Maddox shakes his head and steps back. “Why? That doesn’t make sense.”

Nothing has made a bit of sense in the last two days. “Where did he come from?”

Maddox shrugs. “Where do any of them come from? We don’t ask questions like that.

” He walks over to one of the benches, sitting down heavily.

“But Everett was different when he arrived. He wasn’t looking for a place to live.

He tested us to see if The Street was really a safe place for kids to land.

And I got the impression that he was scared of someone or, more like, some group that was big…

powerful.” Maddox shakes his head. “I could have questioned him, but that kid is all kinds of jumpy. It doesn’t matter where he comes from. We’ve got that covered.”

“If only that were true.” A simple life would be way too easy.

“What do you mean?”

“Everett thinks he’s my brother.”

Maddox’s jaw drops open. “Say that again, because I thought I heard you say—”

“Everett thinks he’s my brother.”

“That kid is a lot of things. What he isn’t is mentally unstable. He’s sharp as a tack and quirky about how he does things, but not mentally unstable.”

And that’s another person to say the same thing. “Mentally unstable would have been better, but I said he thinks we share a mother. That we are biologically brothers.”

“Biological…impossible.”

“Do you know how old the kid is? I mean exactly. Not sort of.” Math never lies.

Maddox shakes his head. “I think he’s fifteen or sixteen, but you never know. Most of our kids just pick a day for paperwork. With his skills, I figured that when he needed the paperwork, he’d do it himself.”

Makes sense.
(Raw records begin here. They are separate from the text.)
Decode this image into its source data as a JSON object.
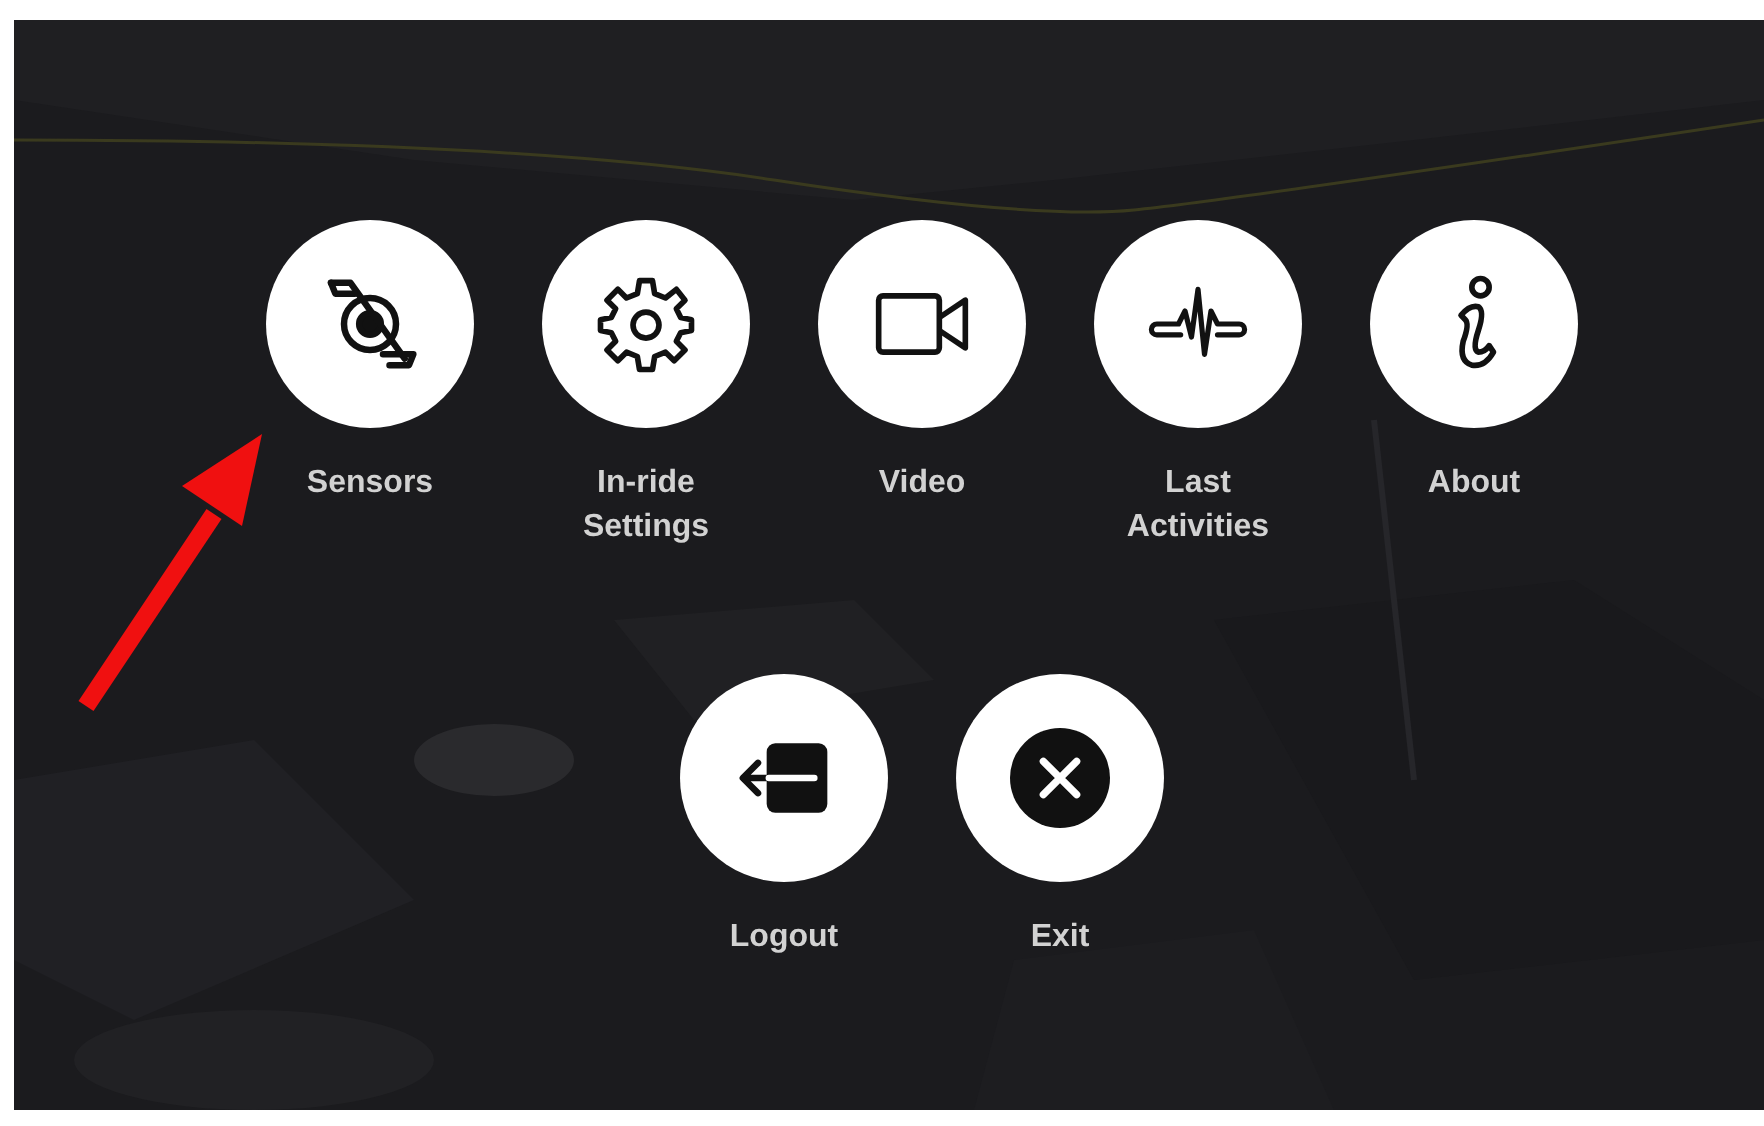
{
  "main_menu": [
    {
      "label": "Sensors"
    },
    {
      "label": "In-ride Settings"
    },
    {
      "label": "Video"
    },
    {
      "label": "Last Activities"
    },
    {
      "label": "About"
    }
  ],
  "bottom_menu": [
    {
      "label": "Logout"
    },
    {
      "label": "Exit"
    }
  ]
}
It wouldn’t take long for him to put himself in the system and request copies be sent to himself. “He’d need to be closer to seventeen or eighteen.”

“Why that old—your mom.”

“Yeah.”

“Is your dad going to kill her? Because we can’t allow that. She can seek sanctuary here.”

Kill? Sanctuary? What are— “MY MOM DIDN’T CHEAT ON MY DAD!”
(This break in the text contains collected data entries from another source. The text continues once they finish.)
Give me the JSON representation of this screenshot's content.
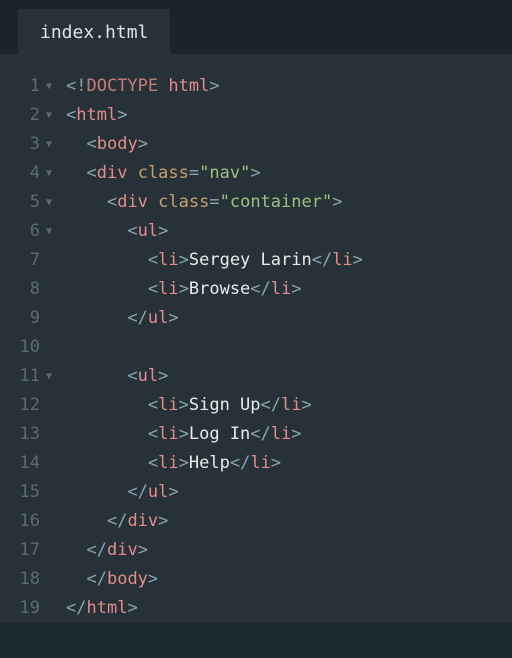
{
  "tab": {
    "filename": "index.html"
  },
  "gutter": {
    "numbers": [
      "1",
      "2",
      "3",
      "4",
      "5",
      "6",
      "7",
      "8",
      "9",
      "10",
      "11",
      "12",
      "13",
      "14",
      "15",
      "16",
      "17",
      "18",
      "19"
    ],
    "folds": [
      true,
      true,
      true,
      true,
      true,
      true,
      false,
      false,
      false,
      false,
      true,
      false,
      false,
      false,
      false,
      false,
      false,
      false,
      false
    ]
  },
  "code": {
    "lines": [
      {
        "indent": 0,
        "kind": "doctype",
        "tag": "html"
      },
      {
        "indent": 0,
        "kind": "open",
        "tag": "html"
      },
      {
        "indent": 1,
        "kind": "open",
        "tag": "body"
      },
      {
        "indent": 1,
        "kind": "open",
        "tag": "div",
        "attr": "class",
        "val": "nav"
      },
      {
        "indent": 2,
        "kind": "open",
        "tag": "div",
        "attr": "class",
        "val": "container"
      },
      {
        "indent": 3,
        "kind": "open",
        "tag": "ul"
      },
      {
        "indent": 4,
        "kind": "li",
        "text": "Sergey Larin"
      },
      {
        "indent": 4,
        "kind": "li",
        "text": "Browse"
      },
      {
        "indent": 3,
        "kind": "close",
        "tag": "ul"
      },
      {
        "indent": 0,
        "kind": "blank"
      },
      {
        "indent": 3,
        "kind": "open",
        "tag": "ul"
      },
      {
        "indent": 4,
        "kind": "li",
        "text": "Sign Up"
      },
      {
        "indent": 4,
        "kind": "li",
        "text": "Log In"
      },
      {
        "indent": 4,
        "kind": "li",
        "text": "Help"
      },
      {
        "indent": 3,
        "kind": "close",
        "tag": "ul"
      },
      {
        "indent": 2,
        "kind": "close",
        "tag": "div"
      },
      {
        "indent": 1,
        "kind": "close",
        "tag": "div"
      },
      {
        "indent": 1,
        "kind": "close",
        "tag": "body"
      },
      {
        "indent": 0,
        "kind": "close",
        "tag": "html"
      }
    ]
  }
}
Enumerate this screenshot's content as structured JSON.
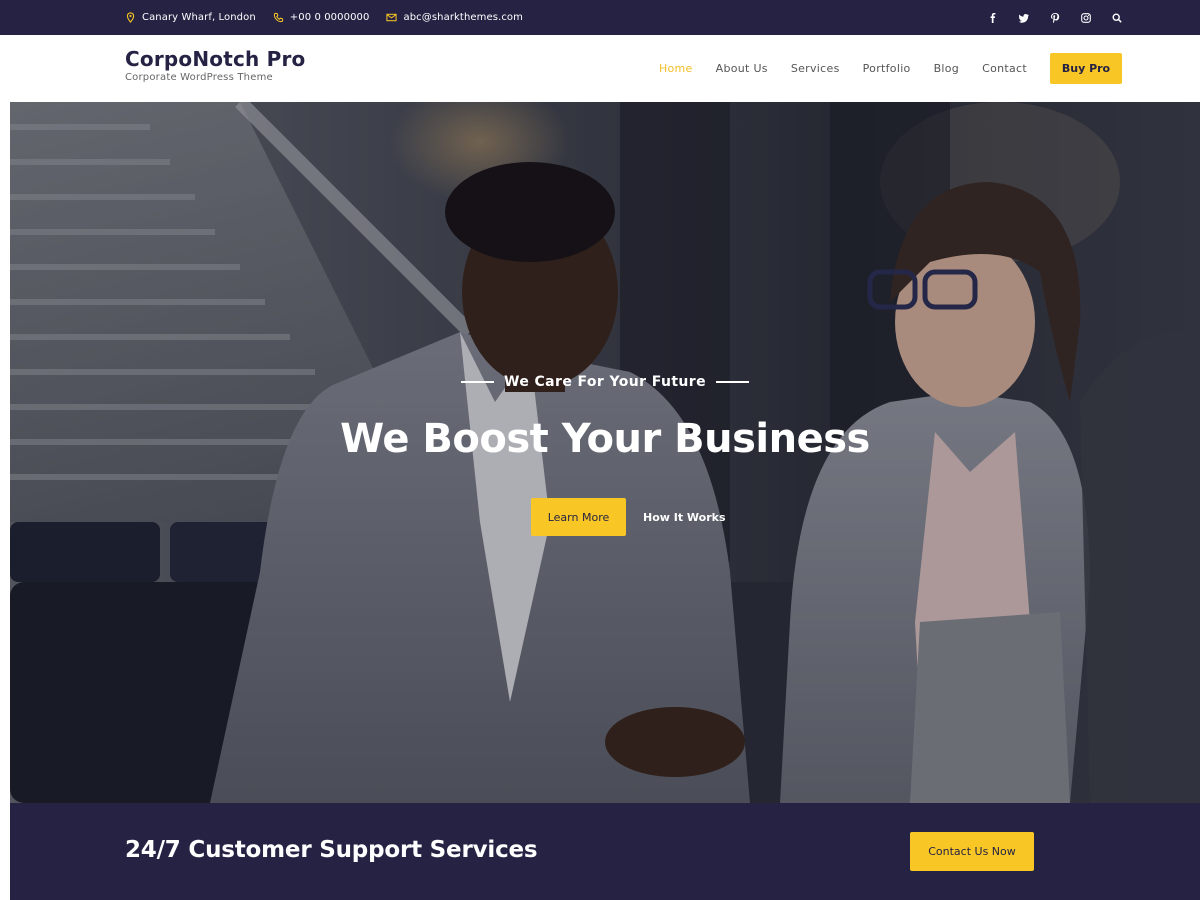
{
  "topbar": {
    "address": "Canary Wharf, London",
    "phone": "+00 0 0000000",
    "email": "abc@sharkthemes.com",
    "icons": [
      "map-pin-icon",
      "phone-icon",
      "envelope-icon"
    ],
    "social": [
      "facebook-icon",
      "twitter-icon",
      "pinterest-icon",
      "instagram-icon",
      "search-icon"
    ]
  },
  "header": {
    "site_title": "CorpoNotch Pro",
    "tagline": "Corporate WordPress Theme",
    "nav": [
      "Home",
      "About Us",
      "Services",
      "Portfolio",
      "Blog",
      "Contact"
    ],
    "active_nav": "Home",
    "buy_label": "Buy Pro"
  },
  "hero": {
    "subtitle": "We Care For Your Future",
    "headline": "We Boost Your Business",
    "primary_button": "Learn More",
    "secondary_link": "How It Works"
  },
  "cta": {
    "title": "24/7 Customer Support Services",
    "button": "Contact Us Now"
  },
  "colors": {
    "navy": "#252244",
    "accent": "#f9c725",
    "active_nav": "#f6be28",
    "white": "#ffffff"
  }
}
The Street gets unusually quiet as dozens of little eyes turn to me.

“Take a breath. I only meant—”

“I know what you meant.” My mind does. The rage inside of me wants to unleash itself on someone. “My mother wouldn’t cheat on my father.”

“Then Everett is lying. Kids do that.” But Maddox’s tone says the same thing as everyone else’s has. He doesn’t think the kid is lying.

I don’t think the kid is lying either.

That’s the part I hate the most. “My mother won’t need sanctuary. My father would die rather than harm her.” But they will have one massive fight when he finds out someone might have harmed her. “I’m going to get some DNA and my employee back.”

“You’ll keep me in the loop.”

Yeah right. “This is family business.”

Maddox stands up. “Everett is my business. You’ll keep me in the loop.” Then walks away.

This is going to make for an interesting Sunday dinner.